A better option would be to throw an exception if NaN is used in an operation.

How to kill a language, put exceptions everywhere, specially in math operations

https://pspdfkit.com/blog/2020/performance-overhead-of-exceptions-in-cpp/

I hope you were joking

I'm not asking for this, I'm saying without having some sort of "fail upon use" mechanism (be it a signal or an exception), it's just not effective at finding initialization problems. What it has going for it over 0 is that it's definitively a problem if you happen to see it. But you have to look for it, and finding the source can be long gone by the time you see it.

Think about null pointers -- they cost nothing but explode as soon as you try to use them. Exactly the correct mechanism, and it should happen close to where it was initialized.

-Steve

August 26, 2022

On 8/25/22 9:01 PM, Walter Bright wrote:

>

On 8/25/2022 10:38 AM, Steven Schveighoffer wrote:

>

0 is no better here but also no worse.

0 is equal or worse than NaN. It is true that sometimes 0 is equal. But it is never better.

I fully don't ever expect any changes to come from this discussion. But just to continue the point here, yes, it's slightly better in some cases. The question to answer is how many cases, and is the pain caused by having to go correct problems that should never have existed in the first place worth fixing those few cases where it actually helps.

It's a matter of tradeoffs. There is no clear winner or loser, both have benefits and both have drawbacks. I've never encountered the benefits of NaN, so I'm biased towards initializing with 0.

>

BTW, hex data doesn't have a NaN value. But a popular thing we'd do is initialize it to:

  0xDEADBEEF

which is pretty unlikely to occur in the wild. So when dumping hex data, and DEADBEEF is in there, you're very likely looking at uninitialized data getting into the output.

That's great. Now how do you find out where the problem starts? What if DEADBEEF is in your dump, but it's just memory that isn't being used yet? Is it still a problem?

Note that this solves a mostly different problem -- using dangling pointers. This isn't about initialization.

-Steve

August 26, 2022
On Friday, 26 August 2022 at 01:01:24 UTC, Walter Bright wrote:
> On 8/25/2022 10:38 AM, Steven Schveighoffer wrote:
>> 0 is no better here *but also no worse*.
>
> 0 is equal or worse than NaN. It is true that sometimes 0 is equal. But it is *never* better.
>
>
> Using 0x00 was nowhere near as effective.

This seem be another string auto-decode problem to a basic type. It should implement similar to CheckedInt (as CheckedFloat?) for each case usage; not shoe horn into all use-cases


August 26, 2022
On 8/26/2022 9:28 AM, Steven Schveighoffer wrote:
> I fully don't ever expect any changes to come from this discussion.

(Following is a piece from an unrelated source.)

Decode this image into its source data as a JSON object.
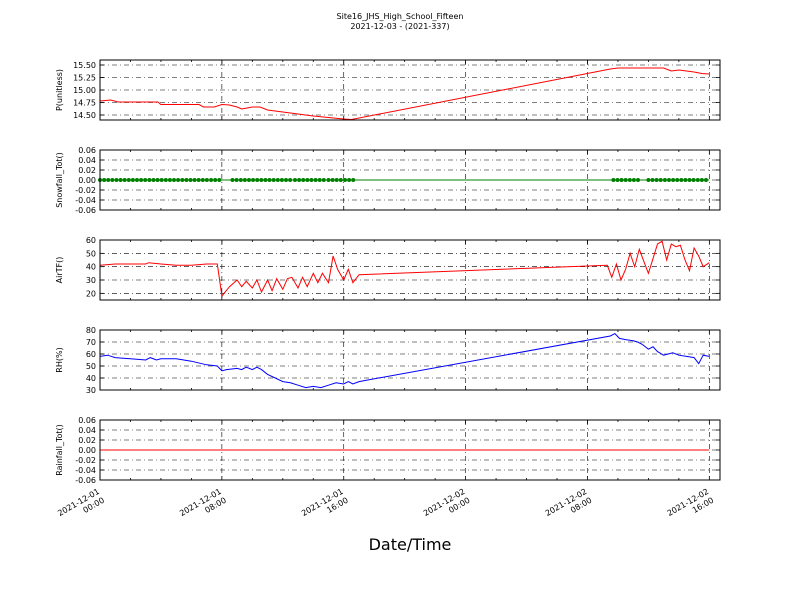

True. I don't believe I've ever managed to change your mind!

> That's great. Now how do you find out where the problem starts?

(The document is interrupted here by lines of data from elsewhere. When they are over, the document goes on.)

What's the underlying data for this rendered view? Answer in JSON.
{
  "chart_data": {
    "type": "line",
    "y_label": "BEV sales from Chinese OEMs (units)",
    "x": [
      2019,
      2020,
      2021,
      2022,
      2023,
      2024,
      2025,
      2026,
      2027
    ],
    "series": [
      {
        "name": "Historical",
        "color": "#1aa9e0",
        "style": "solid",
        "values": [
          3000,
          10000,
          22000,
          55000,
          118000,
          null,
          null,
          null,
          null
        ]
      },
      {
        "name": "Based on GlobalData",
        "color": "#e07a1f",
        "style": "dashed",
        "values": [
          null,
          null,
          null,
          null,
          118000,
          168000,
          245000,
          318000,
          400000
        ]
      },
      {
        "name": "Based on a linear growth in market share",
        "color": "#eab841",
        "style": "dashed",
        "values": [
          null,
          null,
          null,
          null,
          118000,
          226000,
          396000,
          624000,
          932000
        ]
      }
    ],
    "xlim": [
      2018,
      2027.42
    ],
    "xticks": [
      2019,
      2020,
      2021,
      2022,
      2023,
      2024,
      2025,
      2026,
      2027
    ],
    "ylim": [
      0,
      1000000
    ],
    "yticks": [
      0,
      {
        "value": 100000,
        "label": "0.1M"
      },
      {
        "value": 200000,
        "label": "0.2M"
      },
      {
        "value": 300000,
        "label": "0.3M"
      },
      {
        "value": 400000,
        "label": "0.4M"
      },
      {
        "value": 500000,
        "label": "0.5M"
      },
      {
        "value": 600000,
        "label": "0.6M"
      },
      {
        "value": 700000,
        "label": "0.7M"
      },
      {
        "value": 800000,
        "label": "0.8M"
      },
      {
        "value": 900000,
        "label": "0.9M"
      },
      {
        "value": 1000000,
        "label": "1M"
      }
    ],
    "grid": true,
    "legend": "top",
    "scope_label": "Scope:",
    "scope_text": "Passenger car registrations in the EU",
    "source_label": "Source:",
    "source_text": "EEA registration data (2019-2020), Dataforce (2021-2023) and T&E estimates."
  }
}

The most important part is discovering that I *have* a problem.

Next, I grep for DEADBEEF in the source code. And go from there.

I am not making this up for the n.g. I have a *lot* of experience with it. I'm pointing out techniques that work. DEADBEEF turns a heisenbug into a reproducible bug. If it is reproducible, it is findable and fixable.


> What if DEADBEEF is in your dump, but it's just memory that isn't being used yet? Is it still a problem?

That depends on how you were using it.


> Note that this solves a mostly different problem -- using dangling pointers. This isn't about initialization.

It is. The first use case I mentioned was initializing data returned from malloc to DEADBEEF. malloc returns uninitialized data, and I wanted to make sure it wasn't data that just happened to be 0 and "work", because therein lies heisenbugs and madness.